Indiana Jones and the Kingdom of the Crystal Skull

If you're a fan of Indiana Jones, there's probably no way I can keep you from seeing this movie. But for your own sake, I'm going to try. It's too late for me. Some things can't be unseen, no matter how much gasoline I pour in my eyes.

This movie would only be a little lousy if it wasn't the last dying breath of such a great franchise, and if so many creative minds hadn't gone sour in making it. But with Harrison Ford, George Lucas, and Steven Spielberg working together, well, you just expected more. I guess when you're that high, you have farther to fall.

Whether it was a good idea to show an aging hero is neither here nor there.
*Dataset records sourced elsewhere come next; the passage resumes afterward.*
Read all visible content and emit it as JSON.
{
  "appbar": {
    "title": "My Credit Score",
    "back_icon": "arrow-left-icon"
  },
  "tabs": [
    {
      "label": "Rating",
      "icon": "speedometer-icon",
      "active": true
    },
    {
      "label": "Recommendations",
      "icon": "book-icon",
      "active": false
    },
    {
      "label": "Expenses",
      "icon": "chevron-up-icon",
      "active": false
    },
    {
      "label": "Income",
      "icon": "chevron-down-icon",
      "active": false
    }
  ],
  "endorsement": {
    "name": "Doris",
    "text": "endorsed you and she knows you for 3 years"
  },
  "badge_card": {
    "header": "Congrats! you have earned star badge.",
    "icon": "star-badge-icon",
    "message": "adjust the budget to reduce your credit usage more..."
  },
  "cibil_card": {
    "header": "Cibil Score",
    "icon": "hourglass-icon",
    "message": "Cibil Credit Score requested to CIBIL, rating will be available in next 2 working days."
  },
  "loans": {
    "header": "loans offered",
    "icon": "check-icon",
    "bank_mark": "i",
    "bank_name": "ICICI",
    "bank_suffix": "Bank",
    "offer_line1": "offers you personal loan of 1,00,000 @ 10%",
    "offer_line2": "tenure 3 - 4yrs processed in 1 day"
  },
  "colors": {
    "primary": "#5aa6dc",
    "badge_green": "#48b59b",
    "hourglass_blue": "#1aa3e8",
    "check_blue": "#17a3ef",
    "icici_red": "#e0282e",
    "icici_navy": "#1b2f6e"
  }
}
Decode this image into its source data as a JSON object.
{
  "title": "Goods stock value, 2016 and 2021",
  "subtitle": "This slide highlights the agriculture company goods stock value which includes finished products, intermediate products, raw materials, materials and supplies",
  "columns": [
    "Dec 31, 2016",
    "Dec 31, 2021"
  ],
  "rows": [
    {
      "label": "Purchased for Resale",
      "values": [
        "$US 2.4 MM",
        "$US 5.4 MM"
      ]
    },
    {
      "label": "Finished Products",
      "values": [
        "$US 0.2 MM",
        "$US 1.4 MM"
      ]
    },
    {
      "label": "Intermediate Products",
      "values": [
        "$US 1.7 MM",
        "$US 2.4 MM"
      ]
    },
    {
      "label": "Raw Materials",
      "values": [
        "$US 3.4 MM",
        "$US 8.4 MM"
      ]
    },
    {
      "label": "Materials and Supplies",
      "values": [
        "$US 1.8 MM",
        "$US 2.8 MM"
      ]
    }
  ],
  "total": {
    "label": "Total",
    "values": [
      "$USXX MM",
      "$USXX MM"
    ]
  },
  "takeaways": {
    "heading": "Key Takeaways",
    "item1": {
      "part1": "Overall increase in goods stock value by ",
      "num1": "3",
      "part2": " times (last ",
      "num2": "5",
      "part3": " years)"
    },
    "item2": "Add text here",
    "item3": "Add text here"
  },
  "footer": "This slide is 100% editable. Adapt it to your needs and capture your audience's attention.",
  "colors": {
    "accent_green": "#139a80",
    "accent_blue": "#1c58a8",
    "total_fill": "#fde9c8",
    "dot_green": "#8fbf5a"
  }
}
Probably not the greatest idea, but it isn't what killed this movie. What truly did it in was that it was just plain stupid.

The traditional Nazi bad guys put on different uniforms and became commie bad guys. The villains were two dimensional, and the plot twists were duds. But still I wanted to believe; wanted to enjoy the movie.

Then came Indiana surviving a nuclear blast inside a refrigerator. WTF? Sure, in the past he'd had some pretty amazing escapes, but they were comic book saves; believable even though we were pretty sure it wouldn't have worked out that way for real. But we were able to smile and accept it. But when you're forced to accept something that insults your intelligence on so many levels (like, even if the radiation of the blast was blocked by the lead fridge, wouldn't Indie have been mushed by the icebox being blown out of the house, through the sky, out of the radiation range, and into the ground?), it pulls you right out of the suspension of disbelief, and makes you painfully aware someone didn't do their job. You Are Not Amused.

This could have been so much more than it was. Then again, it could have been so much less, as well.

2 out of 5 stars

Plot Summary:
Nearly 20 years after last donning his famous fedora to save the world from imminent peril, Hollywood icon Harrison Ford returns to one of his best-known roles -- that of snake-wary archaeologist Indiana Jones. This long-awaited fourth installment in the legendary adventure saga also stars Shia LaBeouf as Jones's headstrong young sidekick and Cate Blanchett as a treacherous Russian agent who is hell-bent on protecting mysterious artifacts.